Cloud Governance & Compliance, Serverless, Identity & Access Management, cloud migration, Case Study
Case Study: Cloud Cost Control and Resource Management
Reducing cloud computing/database operational costs and preventing unaccounted compute costs for a large U.S. Government Agency.
Background
After completing a successful cloud migration under a critical deadline, a large U.S. Government Agency discovered their cloud compute and database costs were not being accurately tracked back to a cost center. As a method of discovery, application teams were issued billing codes to tag their resource usage and track cloud computing costs. During this process, the team determined that multiple resources did not have tags set correctly to the appropriate cost center. In the span of one month, $11,000 (9%) of the total cloud computing costs could not be accurately mapped to a specific cost center.
Analysis
Simple Technology Solutions (STS) engineers investigated the cloud computing cost tracking issue and identified a number of documented solutions from existing Amazon Web Services (AWS) private sector customers. Unfortunately, these solutions were not viable in the GovCloud environment. STS and the Agency customer communicated with AWS personnel to identify the deficiencies in the GovCloud environment and AWS modified the API to address these issues.
STS discovered that a number of legacy applications “lifted and shifted” out of the data center were not able to support the cloud native scaling solutions to manage or reduce costs. The team identified multiple instances within the development infrastructure that were running 24/7 and wasting computing resources. This scenario presented a considerable opportunity to reduce utilization of unused resources and decrease cloud computing costs without affecting cloud infrastructure services.
Solution
STS engineers created a solution using serverless Lambda functions to analyze tags on compute and database resources that were mapped to cost centers. The solution also “turned off” improperly tagged resources. A DynamoDB cloud database table stored the list of valid tag values for correct cost centers associated with cloud computing resource usage. An additional Lambda function was created to generate dynamic Identity Access Management (IAM) policies to prevent the creation of cloud resources that did not contain valid tags.

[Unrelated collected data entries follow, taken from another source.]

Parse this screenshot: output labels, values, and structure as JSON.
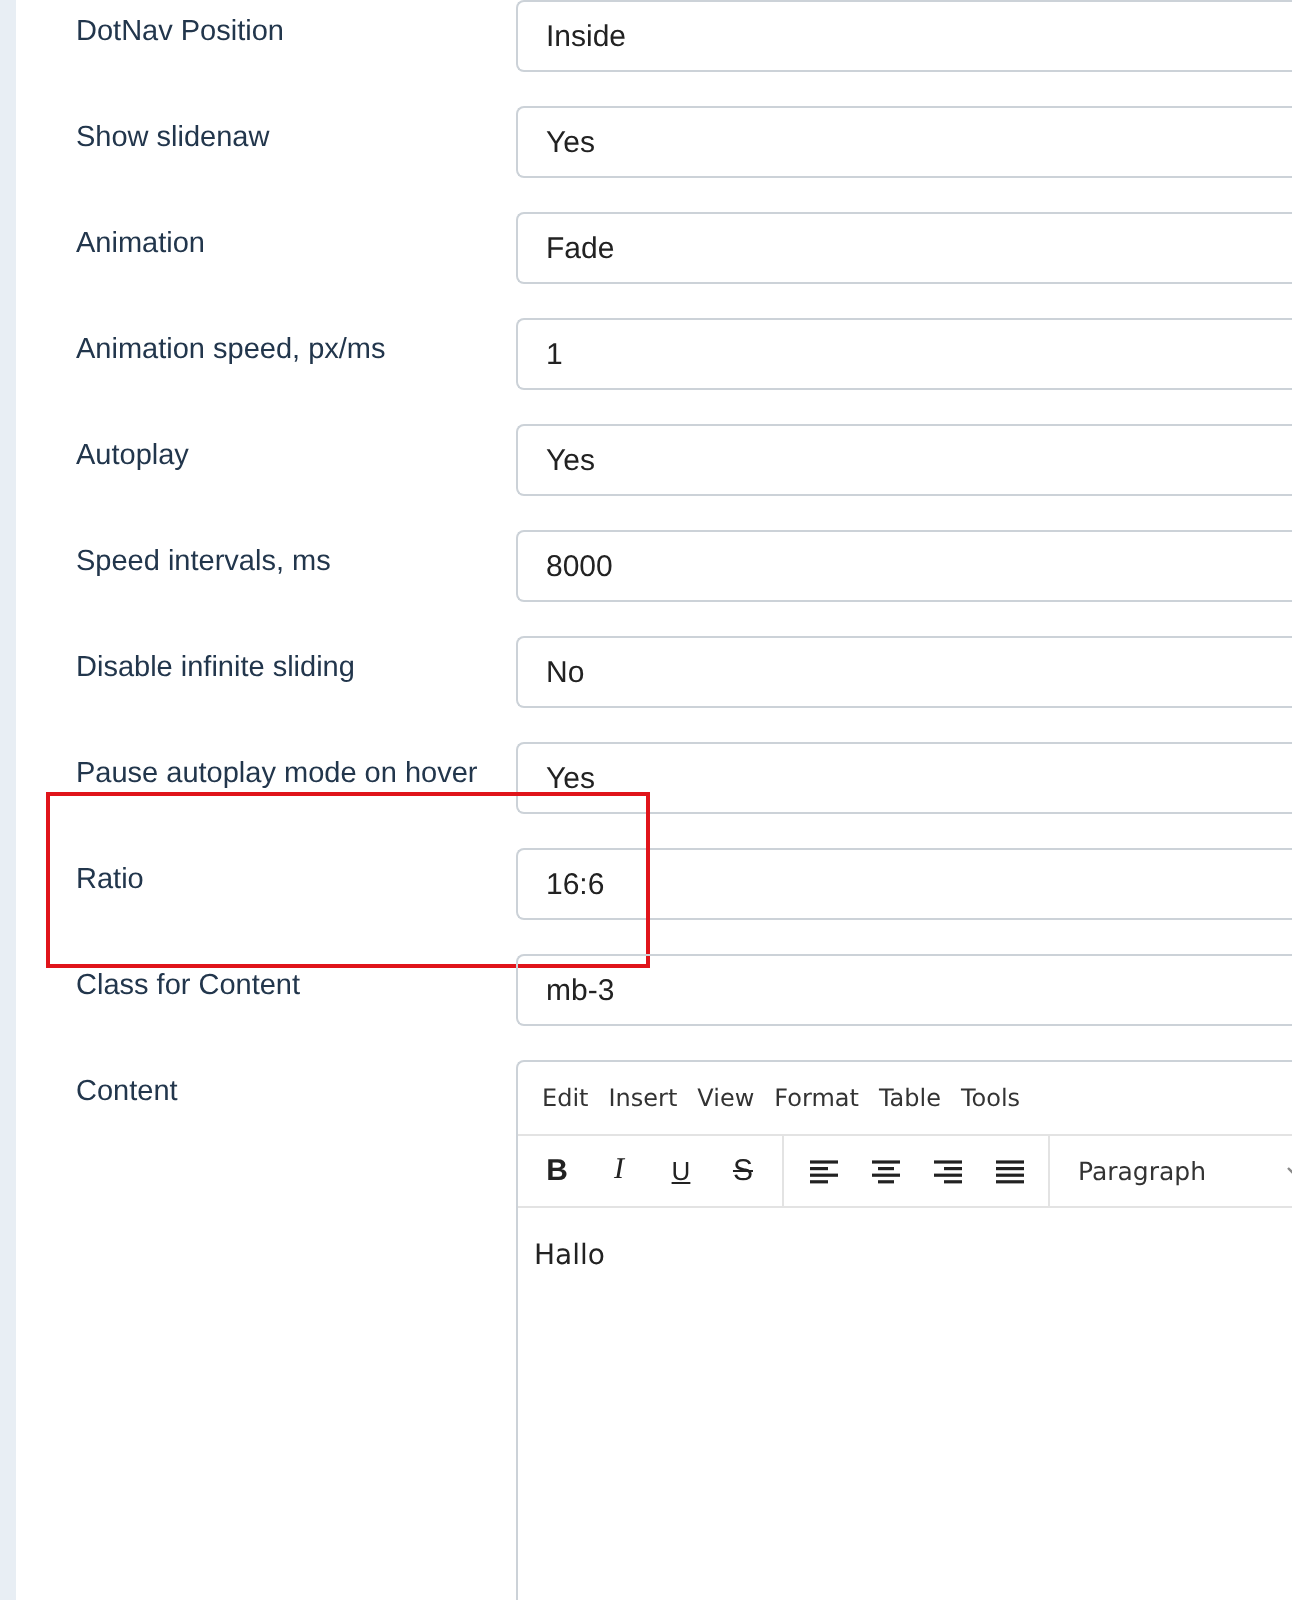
{
  "fields": [
    {
      "label": "DotNav Position",
      "value": "Inside",
      "highlighted": false
    },
    {
      "label": "Show slidenaw",
      "value": "Yes",
      "highlighted": false
    },
    {
      "label": "Animation",
      "value": "Fade",
      "highlighted": false
    },
    {
      "label": "Animation speed, px/ms",
      "value": "1",
      "highlighted": false
    },
    {
      "label": "Autoplay",
      "value": "Yes",
      "highlighted": false
    },
    {
      "label": "Speed intervals, ms",
      "value": "8000",
      "highlighted": false
    },
    {
      "label": "Disable infinite sliding",
      "value": "No",
      "highlighted": false
    },
    {
      "label": "Pause autoplay mode on hover",
      "value": "Yes",
      "highlighted": false
    },
    {
      "label": "Ratio",
      "value": "16:6",
      "highlighted": true
    },
    {
      "label": "Class for Content",
      "value": "mb-3",
      "highlighted": false
    }
  ],
  "content": {
    "label": "Content",
    "menu": [
      "Edit",
      "Insert",
      "View",
      "Format",
      "Table",
      "Tools"
    ],
    "format_buttons": [
      {
        "kind": "bold",
        "glyph": "B"
      },
      {
        "kind": "italic",
        "glyph": "I"
      },
      {
        "kind": "underline",
        "glyph": "U"
      },
      {
        "kind": "strike",
        "glyph": "S"
      }
    ],
    "align_buttons": [
      {
        "kind": "left"
      },
      {
        "kind": "center"
      },
      {
        "kind": "right"
      },
      {
        "kind": "justify"
      }
    ],
    "block_format": "Paragraph",
    "text": "Hallo"
  }
}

The team defined a tagging schema for development teams to tag non-production cloud resources to start and stop at specified times. The Lambda function was triggered by Cloudwatch every 15 minutes. Cloud management teams were given fine-grained control to only enable resources they needed without having to directly manage their own infrastructure.
Benefit
STS team members designed and implemented controls to prevent compute and database resources from being created without proper cost tracking tags. The unattributed or unmapped cloud computing cost was reduced to less than $60 (less than 1% of the total cloud computing costs). The STS serverless solution provided responsive and dynamic capabilities to support new cost centers with cloud computing cost controls. Once costs could be accurately tracked back to individual cost centers, development teams utilized automated stop and start tools to manage resource usage. Teams who adopted the auto-start and stop capabilities saved up to 67.26% of their total costs on their Elastic Compute (EC2) CPU usage costs and Relational Database Service (RDS) database instance costs.